I went to the telephone on the counter and picked up the receiver, then set it down again. “I suspect Abelard’s number is unlisted. Do you have it?”

“He’s just an old man. Leave him alone,” she said.

“Don’t underestimate him.”

“He’s pathetic. You didn’t see him.”

“You know the term ‘the banality of evil’? When Adolf Eichmann was captured by Israeli commandos, he was working as a chrome polisher in an automobile plant, a guy who helped send six million people to their deaths.”

“Mr. Abelard is a shriveled-up worm and should be treated as nothing

less and nothing more,” she replied. “Put it in neutral, big guy.”

“Listen to Dave, Alafair,” Molly said. “Timothy Abelard bought politicians and the law most of his life. No one is sure what kinds of crimes he may have committed. If he had you brought out to his island, it may have been for a purpose you don’t want to think about.”

Alafair set down her spoon on a napkin and looked at it. She rubbed her temple and picked up her bowl of ice cream and placed it inside the freezer. “He showed me some pictures that were taken years ago in the Canadian Rockies. In one of them, he was sitting at a table with a man who looked like Robert Weingart. Except Mr. Abelard looked twenty years younger in the photo, and Robert looked like he does today.”

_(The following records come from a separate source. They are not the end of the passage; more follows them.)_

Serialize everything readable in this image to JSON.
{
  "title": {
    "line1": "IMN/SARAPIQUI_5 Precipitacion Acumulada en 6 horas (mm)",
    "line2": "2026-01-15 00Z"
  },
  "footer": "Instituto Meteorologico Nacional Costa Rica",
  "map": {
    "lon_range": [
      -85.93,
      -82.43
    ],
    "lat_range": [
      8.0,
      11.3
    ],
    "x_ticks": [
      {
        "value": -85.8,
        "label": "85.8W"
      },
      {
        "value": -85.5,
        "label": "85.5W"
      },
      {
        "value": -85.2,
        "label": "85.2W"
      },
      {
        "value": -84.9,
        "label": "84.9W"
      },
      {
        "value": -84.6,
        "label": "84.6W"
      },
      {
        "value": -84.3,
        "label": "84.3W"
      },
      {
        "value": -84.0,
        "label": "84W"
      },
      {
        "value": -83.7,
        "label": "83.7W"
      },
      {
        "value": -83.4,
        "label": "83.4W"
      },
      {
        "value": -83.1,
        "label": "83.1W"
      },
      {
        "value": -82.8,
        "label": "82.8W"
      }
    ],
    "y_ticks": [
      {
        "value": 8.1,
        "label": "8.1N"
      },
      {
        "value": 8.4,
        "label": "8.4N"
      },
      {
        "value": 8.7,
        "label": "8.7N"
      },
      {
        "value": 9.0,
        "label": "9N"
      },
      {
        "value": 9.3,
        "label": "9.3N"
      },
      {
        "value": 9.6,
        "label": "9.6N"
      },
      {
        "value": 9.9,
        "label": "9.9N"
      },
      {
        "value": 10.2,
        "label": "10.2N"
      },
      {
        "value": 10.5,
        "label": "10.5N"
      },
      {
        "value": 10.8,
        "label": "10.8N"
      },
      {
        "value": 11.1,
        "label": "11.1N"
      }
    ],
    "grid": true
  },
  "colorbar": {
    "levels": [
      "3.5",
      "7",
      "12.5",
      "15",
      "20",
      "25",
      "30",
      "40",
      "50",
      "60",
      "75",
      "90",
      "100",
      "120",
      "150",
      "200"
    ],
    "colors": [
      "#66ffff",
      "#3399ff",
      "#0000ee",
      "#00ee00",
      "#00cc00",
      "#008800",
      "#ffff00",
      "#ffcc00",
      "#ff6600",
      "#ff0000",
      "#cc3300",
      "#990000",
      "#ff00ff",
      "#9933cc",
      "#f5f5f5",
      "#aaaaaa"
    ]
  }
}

“Weingart has had plastic surgery. There’s no telling how old he is,” I said. “I’ve pulled his jacket in three states. He’s been giving different birth years throughout his entire criminal career.”

“You think Mr. Abelard showed me that photo by mistake, or he had an agenda?” she asked.

“I think he had one thing only on his mind, Alafair,” I said.

“I want to take another shower,” she said.

I went to the refrigerator and took Alafair’s bowl of ice cream out of the freezer as well as an unopened half gallon of French vanilla, then got a jar of blackberries from down below and placed two more bowls on the counter. “A pox on the Abelards and a pox on Robert Weingart,” I said. “Bring Tripod and Snuggs inside, and bring in their bowls, too.”

“Dave, do you think Timothy Abelard killed those girls?” Alafair asked.

“Do I think he’s capable of it?” I said. “I’m not sure. Mr. Abelard is a shadow, not a presence. I don’t think he’s like the rest of us. But I have no idea what or who he is.”